I first heard the phrase “accessible wilderness” about 25 years ago from my friend Jerry. He used it in reference to the northern Wisconsin retreat where we rented cabins with our families on a regular basis. The cabins were in the heart of great fishing for bass, walleyes and muskies, and adjoined a wilderness preserve with old growth forest and the kettle lakes that I described in the post titled Teach Someone to Fish. We used the term "accessible" in the sense of being able to get there by car from Chicago and to enjoy it with our families, including our young children, not in the narrower contemporary meaning of compatibility with wheelchairs and physical disabilities.
I have set up a new website called Accessible Wilderness, which describes wilderness experiences in Alaska that are reasonably accessible, in our original usage of the term, by road from Anchorage. The principal areas of focus are the Chugach Mountains, the Kenai Peninsula and Denali National Park. Here's the link: www.AccessibleWilderness.com.
Because I have spent a fair amount of time fishing, hiking and generally hanging out in Alaska, I find that people often ask me for ideas when they are planning vacations there. About ten years ago, I first wrote down some suggestions for what friends could do if they had the good fortune to be heading north to Alaska, especially on a first-time visit.
These notes evolved over time. In the beginning, they were circulated just among my personal friends. Eventually, they became a pamphlet that a conservation organization used as a tool for engaging supporters, and those who might become supporters, in a dialogue about Alaska. The pamphlet was a conversational ice breaker with residents of the lower 48 states who might have an interest in conservation in Alaska.
The new website is the latest incarnation of my personal notes. Making highly subjective selections, it includes a sample itinerary for a two-week visit to Alaska. This trip makes stops in Anchorage and Fairbanks, but really focuses on getting visitors out of the cities and into the maritime environment of Kachemak Bay as well as the sub-arctic ecosystem of Denali National Park. They will likely see many of the iconic animals that live in Alaska and will get a good taste for the diversity of its wilderness areas.
I assume that the site's readers would be planning a family vacation, not a heavy-duty wilderness camping expedition, and would like to be supported by some creature comforts and a fairly high degree of infrastructure on the trip. The suggestions are eminently “do-able” for people, especially families, covering a wide range of ages and general fitness levels, but they are not geared toward those with significant disabilities or limitations on personal mobility.
There is some risk of "brand confusion" from creating a new website, with a different name, rather than simply a page within the existing Northern Passages site. However, the Accessible Wilderness content is more vacation oriented than the Northern Passages blog and website, and I thought it was important to keep them separate, although I have cross-linked them.

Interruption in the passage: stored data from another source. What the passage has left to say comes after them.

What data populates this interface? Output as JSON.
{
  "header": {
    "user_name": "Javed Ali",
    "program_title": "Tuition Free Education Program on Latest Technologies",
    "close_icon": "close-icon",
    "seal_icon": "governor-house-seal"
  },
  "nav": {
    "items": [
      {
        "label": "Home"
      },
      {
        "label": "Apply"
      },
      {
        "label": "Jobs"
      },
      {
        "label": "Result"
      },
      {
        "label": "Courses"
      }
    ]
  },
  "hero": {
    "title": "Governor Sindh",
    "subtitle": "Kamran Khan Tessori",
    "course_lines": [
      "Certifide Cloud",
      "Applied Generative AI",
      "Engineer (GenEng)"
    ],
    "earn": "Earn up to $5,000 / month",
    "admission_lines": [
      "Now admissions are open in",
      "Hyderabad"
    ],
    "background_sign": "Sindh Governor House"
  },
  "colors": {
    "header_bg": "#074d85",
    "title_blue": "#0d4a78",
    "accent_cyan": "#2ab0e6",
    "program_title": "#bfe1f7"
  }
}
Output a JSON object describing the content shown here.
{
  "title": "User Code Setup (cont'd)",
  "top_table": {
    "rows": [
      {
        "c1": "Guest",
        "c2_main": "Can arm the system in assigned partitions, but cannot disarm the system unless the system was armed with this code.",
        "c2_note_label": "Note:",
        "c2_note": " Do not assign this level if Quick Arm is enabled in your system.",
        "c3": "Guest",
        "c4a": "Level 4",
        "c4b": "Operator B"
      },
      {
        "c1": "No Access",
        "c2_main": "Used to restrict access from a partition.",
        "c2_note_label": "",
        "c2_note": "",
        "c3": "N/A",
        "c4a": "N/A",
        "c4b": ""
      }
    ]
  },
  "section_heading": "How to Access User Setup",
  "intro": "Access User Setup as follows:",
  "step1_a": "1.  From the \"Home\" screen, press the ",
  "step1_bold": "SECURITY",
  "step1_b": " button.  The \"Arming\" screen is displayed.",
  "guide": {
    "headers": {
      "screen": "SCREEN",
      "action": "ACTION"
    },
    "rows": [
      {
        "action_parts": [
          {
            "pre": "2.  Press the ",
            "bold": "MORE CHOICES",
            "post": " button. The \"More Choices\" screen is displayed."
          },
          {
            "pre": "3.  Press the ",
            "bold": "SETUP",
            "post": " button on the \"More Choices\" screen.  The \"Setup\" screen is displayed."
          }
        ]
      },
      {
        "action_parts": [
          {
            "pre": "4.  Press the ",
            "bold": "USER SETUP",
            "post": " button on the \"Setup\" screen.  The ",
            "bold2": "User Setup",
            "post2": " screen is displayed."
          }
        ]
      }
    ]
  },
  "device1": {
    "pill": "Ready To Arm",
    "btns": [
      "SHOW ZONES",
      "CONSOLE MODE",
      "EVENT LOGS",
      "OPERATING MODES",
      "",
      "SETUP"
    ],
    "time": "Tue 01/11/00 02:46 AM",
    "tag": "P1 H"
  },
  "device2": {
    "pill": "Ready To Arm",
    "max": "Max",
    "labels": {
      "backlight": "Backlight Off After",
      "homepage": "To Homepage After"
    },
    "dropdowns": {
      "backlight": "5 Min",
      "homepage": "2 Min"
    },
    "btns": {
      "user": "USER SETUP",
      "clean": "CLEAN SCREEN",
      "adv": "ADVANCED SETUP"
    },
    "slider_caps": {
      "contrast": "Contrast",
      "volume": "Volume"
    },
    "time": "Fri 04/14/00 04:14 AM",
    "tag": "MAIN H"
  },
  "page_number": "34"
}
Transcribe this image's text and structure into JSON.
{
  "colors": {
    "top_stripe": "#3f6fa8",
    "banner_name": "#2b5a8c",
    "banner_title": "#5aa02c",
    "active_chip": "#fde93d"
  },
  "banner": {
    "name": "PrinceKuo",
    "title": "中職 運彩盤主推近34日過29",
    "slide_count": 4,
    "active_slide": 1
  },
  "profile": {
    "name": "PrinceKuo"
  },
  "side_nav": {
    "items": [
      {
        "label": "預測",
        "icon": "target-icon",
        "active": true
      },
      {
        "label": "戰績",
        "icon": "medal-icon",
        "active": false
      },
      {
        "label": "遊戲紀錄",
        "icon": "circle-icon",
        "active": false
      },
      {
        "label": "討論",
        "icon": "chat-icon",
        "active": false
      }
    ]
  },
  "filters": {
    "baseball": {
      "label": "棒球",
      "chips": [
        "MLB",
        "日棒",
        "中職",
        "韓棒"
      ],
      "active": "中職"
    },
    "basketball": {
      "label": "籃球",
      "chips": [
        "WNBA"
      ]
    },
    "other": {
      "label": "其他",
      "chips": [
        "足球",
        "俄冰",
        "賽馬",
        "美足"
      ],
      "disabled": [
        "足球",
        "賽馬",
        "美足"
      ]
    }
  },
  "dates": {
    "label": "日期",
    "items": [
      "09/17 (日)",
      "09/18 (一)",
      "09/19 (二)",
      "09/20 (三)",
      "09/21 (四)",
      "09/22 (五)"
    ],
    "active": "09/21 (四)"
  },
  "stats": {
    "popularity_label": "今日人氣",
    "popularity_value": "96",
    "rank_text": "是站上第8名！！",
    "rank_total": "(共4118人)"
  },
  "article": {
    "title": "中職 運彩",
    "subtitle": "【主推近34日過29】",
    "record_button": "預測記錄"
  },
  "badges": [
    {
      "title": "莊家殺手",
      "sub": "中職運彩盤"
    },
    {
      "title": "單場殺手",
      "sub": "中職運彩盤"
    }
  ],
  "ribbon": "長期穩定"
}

Northern Passages seeks to explore the ethics and esthetics of conservation and wilderness. Its focus is on Alaska, to be sure, but it aspires to themes of broader applicability. To experience and appreciate one wilderness region is to care about wilderness everywhere.
In contrast, Accessible Wilderness has the more limited goal of being a helpful planning guide for vacation travel in Alaska. Accepting that limitation, I hope you will call the site to the attention of any friends and connections who are thinking about visiting the last frontier.